Quelle sì che fanno utili “soddisfacenti”, e per forza: non pagano tasse, ricattano lo stato minacciando di chiudere riducendo sul lastrico migliaia di famiglie, e le spese per gli adempimenti normativi si riducono a qualche briciola percentuale del fatturato, mentre per una piccola azienda risultano avere un’incidenza dolorosa.
L’articolo di ConiareRivolta recita: [gli interventi di smembramento delle tutele all’occupazione] hanno definitivamente svolto il loro compito affievolendo anche l’atavica paura dei padroni per la piena occupazione…
Mi sembra che gli autori dell’articolo citato siano rimasti indietro.
I padroni, quelli veri, non solo non sono interessati alla piena occupazione, ma, per bocca dei loro consulenti che si ritrovano a Davos, hanno espresso fobia per la piena umanità.
Secondo loro nel giro di qualche decennio la maggior parte delle persone sarà inutile, e hanno moltiplicato i programmi e i progetti per sfoltire la schiera di questi “mangiatori inutili”.
Per altro, considerando che nell’ultimo decennio le spese per interessi passivi dello stato italiano hanno oscillato tra il 15 e il 20% di tutte le entrate a bilancio, e che tali interessi vengono pagati per lo più alle solite grandi banche e ai soliti grandi fondi (di proprietà dei veri padroni), si può capire come i profitti dei veri padroni siano “soddisfacenti”.

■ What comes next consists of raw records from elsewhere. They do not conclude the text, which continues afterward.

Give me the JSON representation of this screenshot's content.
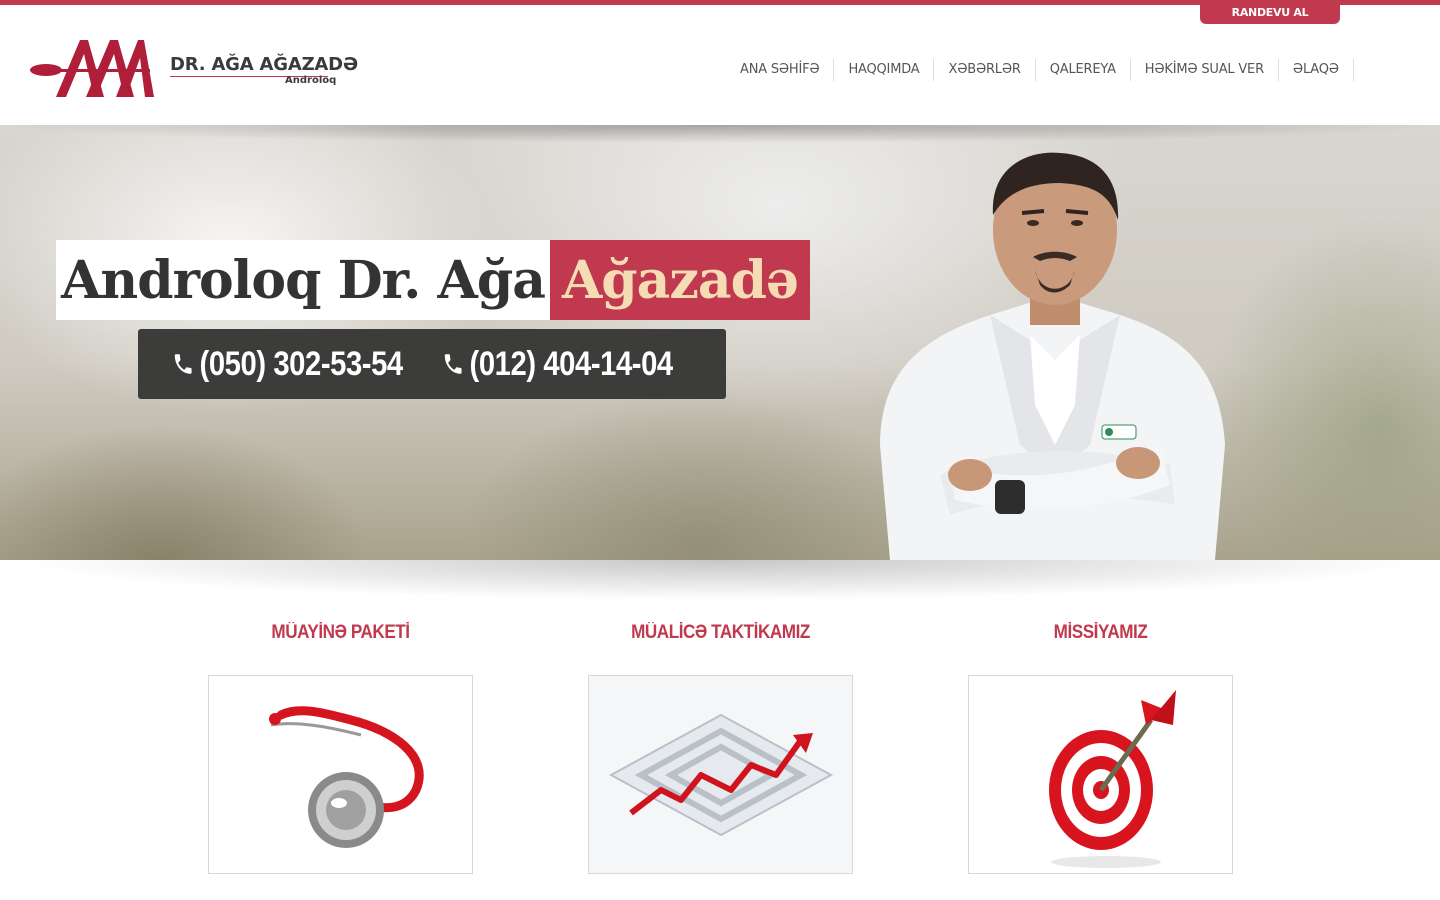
{
  "header": {
    "appointment_label": "RANDEVU AL",
    "logo": {
      "name": "DR. AĞA AĞAZADƏ",
      "subtitle": "Androloq"
    },
    "nav": [
      {
        "label": "ANA SƏHİFƏ"
      },
      {
        "label": "HAQQIMDA"
      },
      {
        "label": "XƏBƏRLƏR"
      },
      {
        "label": "QALEREYA"
      },
      {
        "label": "HƏKİMƏ SUAL VER"
      },
      {
        "label": "ƏLAQƏ"
      }
    ]
  },
  "hero": {
    "title_main": "Androloq Dr. Ağa",
    "title_accent": "Ağazadə",
    "phones": [
      "(050) 302-53-54",
      "(012) 404-14-04"
    ]
  },
  "features": [
    {
      "title": "MÜAYİNƏ PAKETİ",
      "icon": "stethoscope-icon"
    },
    {
      "title": "MÜALİCƏ TAKTİKAMIZ",
      "icon": "maze-icon"
    },
    {
      "title": "MİSSİYAMIZ",
      "icon": "target-icon"
    }
  ],
  "colors": {
    "brand": "#c0394e",
    "accent_text": "#f5dcb4",
    "phone_box": "#3c3c3a"
  }
}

Il meccanismo risulta essere questo: l’imprenditore paga le tasse allo stato-esattore, il quale le consegna ai veri padroni, e su chi è costretto a rivalersi l’imprenditore?
Con lo Stato non può, la banca gli ride in faccia, i prezzi non li può alzare troppo altrimenti i clienti non comprano più, alla fine resta solo il dipendente, il cui salario è per altro dimezzato dalle tasse.
Troppe volte il datore del lavoro è costretto a fare l’aguzzino dei dipendenti perché, a sua volta, è schiavo del sistema.
Non commento il punto 5) sui rimedi, che peraltro mi vede abbastanza d’accordo.
Sottolineo solo con piacere che viene auspicata la rimozione del vincolo di bilancio (la schiavitù ai veri padroni, istituzionalizzata e scritta in costituzione), strumento malefico di impoverimento generale.
Marx parlava dello sfruttamento del lavoratore che avviene nella fase di produzione, che gli amici di ConiareRivolta si siano tolti le fette di prosciutto dagli occhi e si siano finalmente accorti che il vero grande sfruttamento avvenga invece nella fase finanziaria, che condiziona a cascata il resto dell’economia?